Stock-market investors face a full menu of potentially market-shaking events this week, including a deluge of corporate earnings results, the prospect of another supersize Federal Reserve rate hike, and a closely watched piece of economic data.
“This week will be very busy, with close to 50% of the S&P 500 market cap reporting. The [Fed’s] policy meeting, which concludes on Wednesday, and the advance estimate of 2Q GDP (gross domestic product) for the U.S., which will be released on Thursday, may also add to market volatility,” said Mark Haefele, chief investment officer at UBS Global Wealth Management, in a note.
There are 175 S&P 500 companies set to report results this week, including tech-related behemoths Apple Inc.
Google parent Alphabet Inc.
and Amazon.com Inc.
“Investors won’t want to touch Nasdaq stocks until we hear from Alphabet [Tuesday] and if they don’t like what they hear they may wait to see Thursday’s massive results from Apple and Amazon provide any reasons to be optimistic with tech stocks,” said Edward Moya, senior market analyst for the Americas at Oanda, in emailed comments.
The Federal Reserve’s policy-setting Federal Open Market Committee will conclude a two-day meeting on Wednesday that’s expected to produce a hike of 75 basis points, or three-quarters of a percentage point.

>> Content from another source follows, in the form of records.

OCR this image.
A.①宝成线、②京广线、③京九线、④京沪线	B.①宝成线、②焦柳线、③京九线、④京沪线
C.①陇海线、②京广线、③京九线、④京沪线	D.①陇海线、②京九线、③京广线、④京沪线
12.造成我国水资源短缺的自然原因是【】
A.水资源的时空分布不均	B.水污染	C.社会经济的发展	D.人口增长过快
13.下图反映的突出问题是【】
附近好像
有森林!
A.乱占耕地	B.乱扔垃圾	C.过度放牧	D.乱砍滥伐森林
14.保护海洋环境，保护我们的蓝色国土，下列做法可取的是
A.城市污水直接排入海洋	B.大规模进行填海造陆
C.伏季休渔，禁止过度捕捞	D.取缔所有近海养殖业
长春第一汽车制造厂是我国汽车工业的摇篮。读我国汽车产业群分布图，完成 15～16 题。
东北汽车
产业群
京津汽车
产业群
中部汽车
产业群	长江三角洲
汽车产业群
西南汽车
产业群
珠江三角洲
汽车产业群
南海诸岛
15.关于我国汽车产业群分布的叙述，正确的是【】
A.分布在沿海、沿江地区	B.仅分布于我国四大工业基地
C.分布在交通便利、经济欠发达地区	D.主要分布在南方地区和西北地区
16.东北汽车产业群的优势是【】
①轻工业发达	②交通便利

“The Fed’s move and comments around these economic data are the most powerful single element of the week. Uncertainty is high as to the Fed’s willingness to keep tightening if the economy slows significantly, with many forecasts projecting that the Fed will reverse and start cutting rates by the summer of ’23 as the economy slows and inflation wanes,” said Louis Navellier, founder of Navellier & Associates, in a note.
The S&P 500
has bounced more than 8% off its mid-June low, with investors tying improved sentiment in part to expectations that inflation has neared a peak and that the Fed will soon move to pause its aggressive series of hikes in an effort to avert a recession.
Skeptics, such as Morgan Stanley’s Mike Wilson, say such expectations underestimate the Fed’s resolve to ensure that it gets inflation running at its highest in more than four decades under control. They see the Fed maintaining an aggressive tightening stance until it sees convincing signs inflation is on a lasting downward path — evidence that might not come until the economy is firmly headed toward or already in recession.
Speaking of recession, data on second-quarter gross domestic product will be in the spotlight on Thursday morning. Economists are penciling in a 0.3% annualized rise but the Atlanta Fed’s GDPNow model is forecasting a 1.6% contraction after a fall of the same amount in the first quarter.
Consecutive quarters of contracting GDP are often described as a “technical” recession. However, a still robust labor market and the inventory-driven nature of the first-quarter decline make it unlikely the National Bureau of Economic Research, the official arbiter of the U.S. business cycle, would be prepared to officially declare a recession.
The bottom line is that investors are growing nervous about the economic outlook.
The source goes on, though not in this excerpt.